Pairwise values with Pearson correlation coefficients greater than 0.5 (red) or less than −0.5 (blue) are displayed. The blue box labeled “ARG-ARG” illustrates the pairwise co-occurrence and mutual exclusivity among ARGs, while the green box labeled “VFG-VFG” showcases the same for VFGs. The green box marked “Plasmid-Plasmid” represents the pairwise co-occurrence and mutual exclusivity among plasmid replicons. Gold boxes with numerical labels denote the co-occurrence and mutual exclusivity between ARGs/VFGs and plasmid replicons, with annotations provided in the bottom left corner.
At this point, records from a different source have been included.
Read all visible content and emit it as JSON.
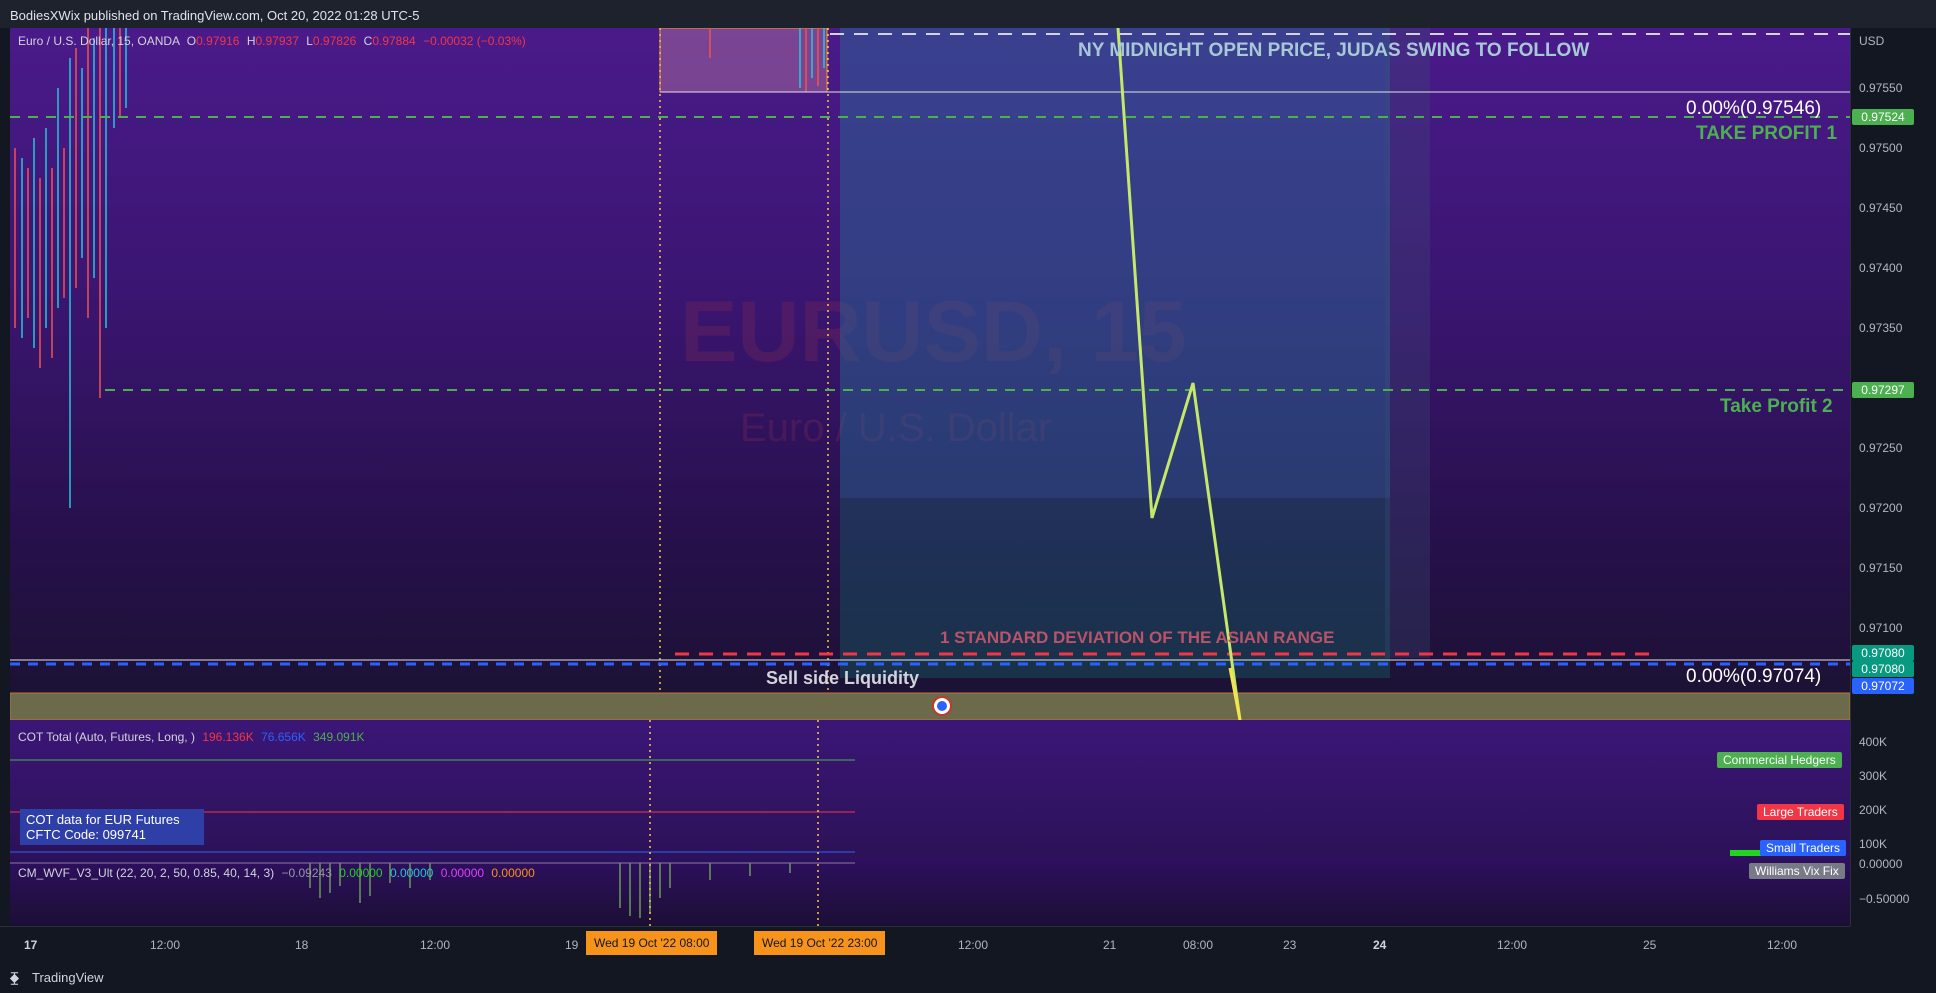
{
  "header": {
    "published_text": "BodiesXWix published on TradingView.com, Oct 20, 2022 01:28 UTC-5"
  },
  "symbol_legend": {
    "name": "Euro / U.S. Dollar, 15, OANDA",
    "o_label": "O",
    "o_value": "0.97916",
    "h_label": "H",
    "h_value": "0.97937",
    "l_label": "L",
    "l_value": "0.97826",
    "c_label": "C",
    "c_value": "0.97884",
    "change": "−0.00032 (−0.03%)"
  },
  "watermark": {
    "symbol": "EURUSD, 15",
    "description": "Euro / U.S. Dollar"
  },
  "annotations": {
    "ny_midnight": "NY MIDNIGHT OPEN PRICE, JUDAS SWING TO FOLLOW",
    "fib_top": "0.00%(0.97546)",
    "take_profit_1": "TAKE PROFIT 1",
    "take_profit_2": "Take Profit 2",
    "std_dev": "1 STANDARD DEVIATION OF THE ASIAN RANGE",
    "sell_side": "Sell side Liquidity",
    "fib_bottom": "0.00%(0.97074)"
  },
  "price_axis": {
    "currency": "USD",
    "ticks": [
      "0.97550",
      "0.97500",
      "0.97450",
      "0.97400",
      "0.97350",
      "0.97250",
      "0.97200",
      "0.97150",
      "0.97100"
    ],
    "tags": {
      "tp1": "0.97524",
      "tp2": "0.97297",
      "t1": "0.97080",
      "t2": "0.97080",
      "t3": "0.97072"
    }
  },
  "cot": {
    "title": "COT Total (Auto, Futures, Long, )",
    "v1": "196.136K",
    "v2": "76.656K",
    "v3": "349.091K",
    "info_line1": "COT data for EUR Futures",
    "info_line2": "CFTC Code: 099741",
    "axis": [
      "400K",
      "300K",
      "200K",
      "100K"
    ],
    "labels": {
      "commercial": "Commercial Hedgers",
      "large": "Large Traders",
      "small": "Small Traders"
    }
  },
  "wvf": {
    "title": "CM_WVF_V3_Ult (22, 20, 2, 50, 0.85, 40, 14, 3)",
    "v1": "−0.09243",
    "v2": "0.00000",
    "v3": "0.00000",
    "v4": "0.00000",
    "v5": "0.00000",
    "axis": [
      "0.00000",
      "−0.50000"
    ],
    "label": "Williams Vix Fix"
  },
  "time_axis": {
    "labels": [
      "17",
      "12:00",
      "18",
      "12:00",
      "19",
      "12:00",
      "21",
      "08:00",
      "23",
      "24",
      "12:00",
      "25",
      "12:00"
    ],
    "tag1": "Wed 19 Oct '22   08:00",
    "tag2": "Wed 19 Oct '22   23:00"
  },
  "footer": {
    "brand": "TradingView"
  },
  "colors": {
    "green": "#4caf50",
    "red": "#f23645",
    "blue": "#2962ff",
    "orange": "#f7931a",
    "yellow_line": "#c6e86a"
  }
}
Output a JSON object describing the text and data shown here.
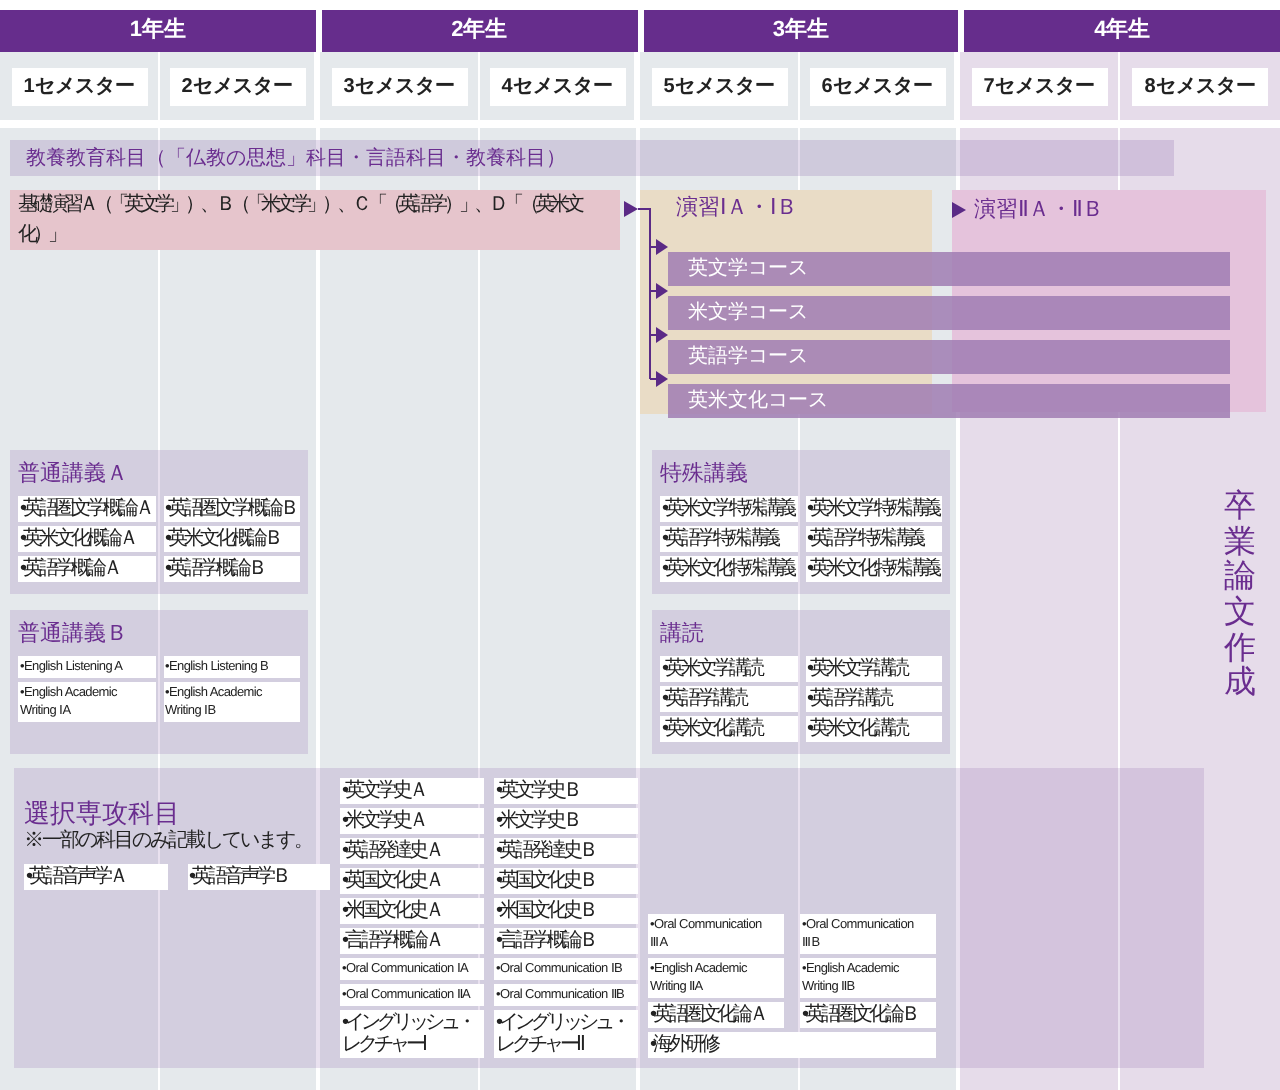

Overall, a positive correlation was evident between the count of ARGs and the number of plasmid replicons (rPearson = 0.39, p < 0.0001, Supplementary Fig. 11a), while no significant correlation was observed between VFGs and the count of plasmid replicons (rPearson = 0.07, p < 0.0001, Supplementary Fig. 11b). Additionally, there was no substantial correlation detected between ARGs and VFGs (rPearson = −0.07, p < 0.0001, Supplementary Fig. 11c).